The first single from Wanna Go Back is "You Don't Know Me" and he stays pretty faithful to Ray Charles' version. Money's voice has always been emotive, and he doesn't miss a step here; the listener feels the pain and longing, and the piano only exemplifies it. It is one of only two times the album strays from up-tempo tracks. The other is with a medley of James Brown songs, "Please Please Please/Oh Baby Don't You Weep." It would be easy to cross the line from heartbroken pleading to outright whining, but Money knows where the line is and doesn't cross it.

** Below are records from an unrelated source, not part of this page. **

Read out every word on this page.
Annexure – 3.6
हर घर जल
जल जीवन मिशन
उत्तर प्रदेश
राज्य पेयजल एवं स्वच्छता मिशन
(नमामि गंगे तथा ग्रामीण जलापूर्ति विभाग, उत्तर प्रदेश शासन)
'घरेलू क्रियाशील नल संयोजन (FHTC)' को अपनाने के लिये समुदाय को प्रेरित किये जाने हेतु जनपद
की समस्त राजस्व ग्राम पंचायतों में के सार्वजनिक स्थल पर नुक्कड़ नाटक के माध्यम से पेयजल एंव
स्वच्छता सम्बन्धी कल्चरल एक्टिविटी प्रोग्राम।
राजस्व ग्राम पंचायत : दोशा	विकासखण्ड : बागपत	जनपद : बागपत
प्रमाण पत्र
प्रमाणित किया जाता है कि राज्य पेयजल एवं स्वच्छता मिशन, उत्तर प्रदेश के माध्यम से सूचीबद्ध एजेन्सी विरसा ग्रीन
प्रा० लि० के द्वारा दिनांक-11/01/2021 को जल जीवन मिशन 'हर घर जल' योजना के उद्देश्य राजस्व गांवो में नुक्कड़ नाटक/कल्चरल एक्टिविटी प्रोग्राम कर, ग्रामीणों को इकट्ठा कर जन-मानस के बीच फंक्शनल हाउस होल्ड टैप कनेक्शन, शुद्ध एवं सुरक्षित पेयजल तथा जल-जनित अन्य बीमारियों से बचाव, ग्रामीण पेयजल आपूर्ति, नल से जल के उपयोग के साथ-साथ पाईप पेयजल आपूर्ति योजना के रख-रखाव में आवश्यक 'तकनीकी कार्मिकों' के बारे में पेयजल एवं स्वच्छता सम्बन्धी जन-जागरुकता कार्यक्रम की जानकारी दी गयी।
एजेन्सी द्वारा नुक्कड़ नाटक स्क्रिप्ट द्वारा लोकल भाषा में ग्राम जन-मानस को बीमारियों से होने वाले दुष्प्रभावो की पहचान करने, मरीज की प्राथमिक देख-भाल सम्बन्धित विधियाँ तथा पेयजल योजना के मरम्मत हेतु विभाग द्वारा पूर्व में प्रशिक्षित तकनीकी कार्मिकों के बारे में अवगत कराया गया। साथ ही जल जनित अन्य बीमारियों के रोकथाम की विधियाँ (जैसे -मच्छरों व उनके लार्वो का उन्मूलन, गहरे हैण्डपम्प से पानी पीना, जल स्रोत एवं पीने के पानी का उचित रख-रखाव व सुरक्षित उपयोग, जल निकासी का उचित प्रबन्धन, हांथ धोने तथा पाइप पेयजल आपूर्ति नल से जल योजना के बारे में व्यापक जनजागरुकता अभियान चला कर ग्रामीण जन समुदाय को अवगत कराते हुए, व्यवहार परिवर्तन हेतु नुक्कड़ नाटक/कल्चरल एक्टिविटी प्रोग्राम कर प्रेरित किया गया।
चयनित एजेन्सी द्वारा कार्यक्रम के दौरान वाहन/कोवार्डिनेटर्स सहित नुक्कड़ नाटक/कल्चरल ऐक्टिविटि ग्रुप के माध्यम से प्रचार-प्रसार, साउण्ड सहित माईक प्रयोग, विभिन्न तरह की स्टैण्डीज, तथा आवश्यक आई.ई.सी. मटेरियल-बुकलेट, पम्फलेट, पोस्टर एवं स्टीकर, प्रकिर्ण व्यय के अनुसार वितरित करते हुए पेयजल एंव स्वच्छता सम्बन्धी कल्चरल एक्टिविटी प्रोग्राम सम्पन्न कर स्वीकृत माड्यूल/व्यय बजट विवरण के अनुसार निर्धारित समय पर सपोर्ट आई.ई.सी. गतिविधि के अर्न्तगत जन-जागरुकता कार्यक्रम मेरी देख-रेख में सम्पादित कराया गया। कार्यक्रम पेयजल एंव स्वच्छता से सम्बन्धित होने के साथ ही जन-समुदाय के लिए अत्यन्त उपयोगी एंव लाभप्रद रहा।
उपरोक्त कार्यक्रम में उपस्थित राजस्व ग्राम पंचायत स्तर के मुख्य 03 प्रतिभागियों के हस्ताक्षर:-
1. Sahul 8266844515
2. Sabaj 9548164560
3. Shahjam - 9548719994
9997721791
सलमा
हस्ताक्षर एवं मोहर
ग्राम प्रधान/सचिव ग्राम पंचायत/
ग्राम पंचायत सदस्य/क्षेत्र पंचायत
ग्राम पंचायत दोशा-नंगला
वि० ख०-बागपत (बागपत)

Personally, it's the classic rock and roll sounds of "Build Me Up, Buttercup," "Baby, Now That I've Found You," and "Good Lovin" that are the most fun. It's on these tracks the horn section I previously mentioned really gets to shine and you can tell Money is having fun performing the songs. If there is one thing he does better than the mournful plea it's the flirtatious lilt present on these tracks.
On "Ain't No Mountain High Enough," "Hold On I'm Coming," and "Mockingbird" he shares the microphone with his daughter, Jesse Money. According to Money's Myspace profile she's also been joining him on stage, performing the signature Ronnie Spector lines in "Take Me Home Tonight." Her voice is impressive and mature for her young age of eighteen, and if the tracks included on Wanna Go Back are any indication, I'm sure she handles the classic 'be my little baby,' well.
There will be plenty of opportunities this summer to get out and hear this music live. According to his official website an extensive tour is planned. There have also been a handful of dates announced on the We Are the 80s website for an encore of last year's billing which includes Money, Rick Springfield, and Scandal.
Snippets of the songs contained on the album can be heard on the Warrior Records website and after you take the condensed version of Eddie Money's trip down memory lane, I'm pretty sure you'll Wanna Go Back and pick up the album too.